Page MenuHomePhabricator

Archived repositories aren't imported
Closed, ResolvedPublic

Description

When the repository daemons perform the initial repository clones, archived repositories are skipped. I'm not sure if this is the case for hosted repositories, but it is for imported repositories. As a result, it is not possible to view the commit history or browse the repository in Diffusion. Attempting to do so gives the following error:

Unable to Retrieve Paths
ERR-CONDUIT-CORE: File system entity '/mnt/repositories/XYZ/' does not exist.

A workaround is to unarchive the repository, wait for it to import and then mark it as archived again.

Event Timeline

I'm missing something I think, this sounds like expected behavior with a reasonable workaround. What's the bug?

I disagree that this is the expected behavior, especially if this occurs on hosted repositories (which I can't confirm because I don't have any). If this occurs with hosted repositories, then archived repositories will be forever lost when replacing the repository hosting tier.

My expectation is "archive" means "mark as deleted" in Phabricator.

That's what I mean by "I must be missing something". What data is lost if it's hosted elsewhere?

The problem here is that things will mysteriously stop working. Let's say that I refer to rXabcdef in a comment and then later mark rX as archived and replace my repository tier. Anyone who later clicks on the rXabcdef reference will hit an error.

If the repository is hosted elsewhere then Phabricator isn't the canonical source, and the other system would be responsible for data anyway.

Ok, if you feel this is a bug report, can you list the steps to reproduce the core issue in the description?

Well, specifically what you were doing, and what issues were caused after. Like moving tiers.

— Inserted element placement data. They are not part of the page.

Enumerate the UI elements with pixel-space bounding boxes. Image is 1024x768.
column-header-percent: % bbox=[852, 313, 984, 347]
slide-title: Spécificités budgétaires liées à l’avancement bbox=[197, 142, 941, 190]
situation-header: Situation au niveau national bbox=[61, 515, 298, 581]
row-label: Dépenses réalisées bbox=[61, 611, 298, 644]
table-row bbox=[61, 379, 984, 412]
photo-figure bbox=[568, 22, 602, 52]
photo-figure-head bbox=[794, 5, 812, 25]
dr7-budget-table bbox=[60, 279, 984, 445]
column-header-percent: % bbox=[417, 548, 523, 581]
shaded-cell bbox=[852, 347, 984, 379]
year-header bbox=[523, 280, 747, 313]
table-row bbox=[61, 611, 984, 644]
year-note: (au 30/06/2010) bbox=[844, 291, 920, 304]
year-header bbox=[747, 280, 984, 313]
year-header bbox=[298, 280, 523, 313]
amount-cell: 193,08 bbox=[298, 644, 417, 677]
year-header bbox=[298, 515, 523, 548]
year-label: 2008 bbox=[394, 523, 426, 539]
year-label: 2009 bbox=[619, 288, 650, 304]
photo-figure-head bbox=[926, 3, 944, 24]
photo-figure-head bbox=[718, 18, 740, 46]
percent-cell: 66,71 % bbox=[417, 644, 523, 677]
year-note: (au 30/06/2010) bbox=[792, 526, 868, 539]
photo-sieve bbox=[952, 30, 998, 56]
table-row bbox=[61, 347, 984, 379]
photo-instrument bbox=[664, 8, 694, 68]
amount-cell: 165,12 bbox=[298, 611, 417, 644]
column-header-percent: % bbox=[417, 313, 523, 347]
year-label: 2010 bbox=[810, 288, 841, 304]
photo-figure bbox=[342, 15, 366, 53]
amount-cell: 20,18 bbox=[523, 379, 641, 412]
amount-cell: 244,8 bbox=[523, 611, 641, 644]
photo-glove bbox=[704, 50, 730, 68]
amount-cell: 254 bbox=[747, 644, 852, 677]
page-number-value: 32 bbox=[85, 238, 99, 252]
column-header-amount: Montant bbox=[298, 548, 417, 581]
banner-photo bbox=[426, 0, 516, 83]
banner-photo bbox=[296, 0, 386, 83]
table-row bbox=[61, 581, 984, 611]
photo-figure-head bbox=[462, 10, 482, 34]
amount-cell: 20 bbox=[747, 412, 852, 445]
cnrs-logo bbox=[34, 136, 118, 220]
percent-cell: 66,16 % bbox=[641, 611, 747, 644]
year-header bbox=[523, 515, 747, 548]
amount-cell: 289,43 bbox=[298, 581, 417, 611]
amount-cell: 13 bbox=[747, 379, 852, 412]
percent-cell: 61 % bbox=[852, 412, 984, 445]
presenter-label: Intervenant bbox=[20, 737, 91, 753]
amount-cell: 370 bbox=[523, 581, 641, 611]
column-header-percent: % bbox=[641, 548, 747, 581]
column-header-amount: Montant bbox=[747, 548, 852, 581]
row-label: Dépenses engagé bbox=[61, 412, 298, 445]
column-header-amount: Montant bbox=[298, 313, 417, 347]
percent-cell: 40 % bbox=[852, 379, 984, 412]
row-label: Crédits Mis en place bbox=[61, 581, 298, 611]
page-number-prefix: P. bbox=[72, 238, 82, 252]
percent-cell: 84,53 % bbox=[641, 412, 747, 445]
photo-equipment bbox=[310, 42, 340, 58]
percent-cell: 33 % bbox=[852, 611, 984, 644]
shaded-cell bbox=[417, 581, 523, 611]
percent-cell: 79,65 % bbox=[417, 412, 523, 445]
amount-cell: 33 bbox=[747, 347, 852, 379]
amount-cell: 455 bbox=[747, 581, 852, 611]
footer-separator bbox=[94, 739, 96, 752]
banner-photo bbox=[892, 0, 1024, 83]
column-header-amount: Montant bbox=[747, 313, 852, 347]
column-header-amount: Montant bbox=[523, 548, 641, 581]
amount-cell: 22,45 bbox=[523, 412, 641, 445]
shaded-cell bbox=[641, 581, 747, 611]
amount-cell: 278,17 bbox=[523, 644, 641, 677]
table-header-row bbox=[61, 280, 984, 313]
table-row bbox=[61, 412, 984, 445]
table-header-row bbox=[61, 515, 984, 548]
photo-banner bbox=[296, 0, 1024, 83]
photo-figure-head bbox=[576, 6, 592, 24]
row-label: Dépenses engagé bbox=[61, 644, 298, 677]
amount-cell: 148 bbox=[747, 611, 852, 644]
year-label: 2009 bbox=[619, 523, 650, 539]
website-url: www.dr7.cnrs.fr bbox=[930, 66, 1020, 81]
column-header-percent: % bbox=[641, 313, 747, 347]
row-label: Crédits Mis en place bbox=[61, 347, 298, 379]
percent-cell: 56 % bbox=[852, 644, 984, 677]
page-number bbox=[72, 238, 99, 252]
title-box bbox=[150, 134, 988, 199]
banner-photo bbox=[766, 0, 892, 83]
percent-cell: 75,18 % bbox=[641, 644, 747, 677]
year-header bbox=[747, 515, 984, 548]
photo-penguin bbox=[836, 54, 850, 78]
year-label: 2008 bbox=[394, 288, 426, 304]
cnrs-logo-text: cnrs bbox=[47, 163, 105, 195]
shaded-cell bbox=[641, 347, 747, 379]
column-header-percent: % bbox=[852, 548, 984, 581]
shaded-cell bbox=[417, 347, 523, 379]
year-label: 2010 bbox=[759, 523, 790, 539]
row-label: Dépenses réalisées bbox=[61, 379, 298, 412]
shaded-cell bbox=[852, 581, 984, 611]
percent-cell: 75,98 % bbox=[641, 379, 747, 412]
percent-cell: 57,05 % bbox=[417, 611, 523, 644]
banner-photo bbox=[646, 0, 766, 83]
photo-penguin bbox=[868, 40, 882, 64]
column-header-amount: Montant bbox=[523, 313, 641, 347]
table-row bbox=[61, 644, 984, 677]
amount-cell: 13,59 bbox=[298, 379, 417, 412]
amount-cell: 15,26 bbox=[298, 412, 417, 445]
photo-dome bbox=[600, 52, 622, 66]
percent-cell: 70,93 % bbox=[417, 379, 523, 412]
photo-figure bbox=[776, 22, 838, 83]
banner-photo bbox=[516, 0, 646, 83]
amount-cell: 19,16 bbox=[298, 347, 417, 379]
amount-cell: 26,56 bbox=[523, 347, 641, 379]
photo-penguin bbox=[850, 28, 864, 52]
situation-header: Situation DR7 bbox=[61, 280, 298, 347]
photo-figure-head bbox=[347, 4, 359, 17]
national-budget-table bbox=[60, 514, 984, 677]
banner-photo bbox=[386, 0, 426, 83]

The steps to reproduce are quite simple:

  1. Import a repository into Diffusion.
  2. Reference a commit from the reference somewhere, for example rREPO018f7a225b78d7dcdd29a26b5179e46f728c07de.
  3. Mark the repository as archived.
  4. Replace the host that is serving VCS traffic (or, alternatively, just delete the /var/repo/REPO/ directory).
  5. Clicking on the previously-created commit reference throws a ConduitClientException.

Thanks! The moving of the host was I think my main point that clarified it for me.

Suppose you have a hosted, active repository and do this:

  1. Replace the host that is serving VCS traffic (or, alternatively, just delete the /var/repo/REPO/ directory).

What do you expect to happen?

It sounds like you don't expect data loss, since the idea that data loss could occur seems surprising?

If this occurs with hosted repositories, then archived repositories will be forever lost when replacing the repository hosting tier

When we migrate our repository hosting to Phabricator, I plan to setup multiple repository hosts for sufficient redundancy. In this case, I would expect the new hosts to clone the repositories from a read-only slave.

None of the repository replication code is even written, though. What behavior do you expect today?

This just sounds a lot like "I ran rm -rf /var/repo/X/ and all the data for rX vanished" to me, which is completely expected and should be predictable.

Although we can technically restore the data for deactivated repositories in most cases, you'd still lose data permanently for an imported repository if the source had changed or no longer worked.

Perhaps just including this consequence ("Updates to this repository will no longer be fetched.") in the "Deactive Repository" dialog would be sufficient? Would the behavior align with expectations if you'd acknowledge a dialog saying that fetching would stop?

(Maybe "Disable" instead of "Deactivate" would be more clear? I think this would also be more consistent with other applications.)

D15873 makes this explicit in the dialog.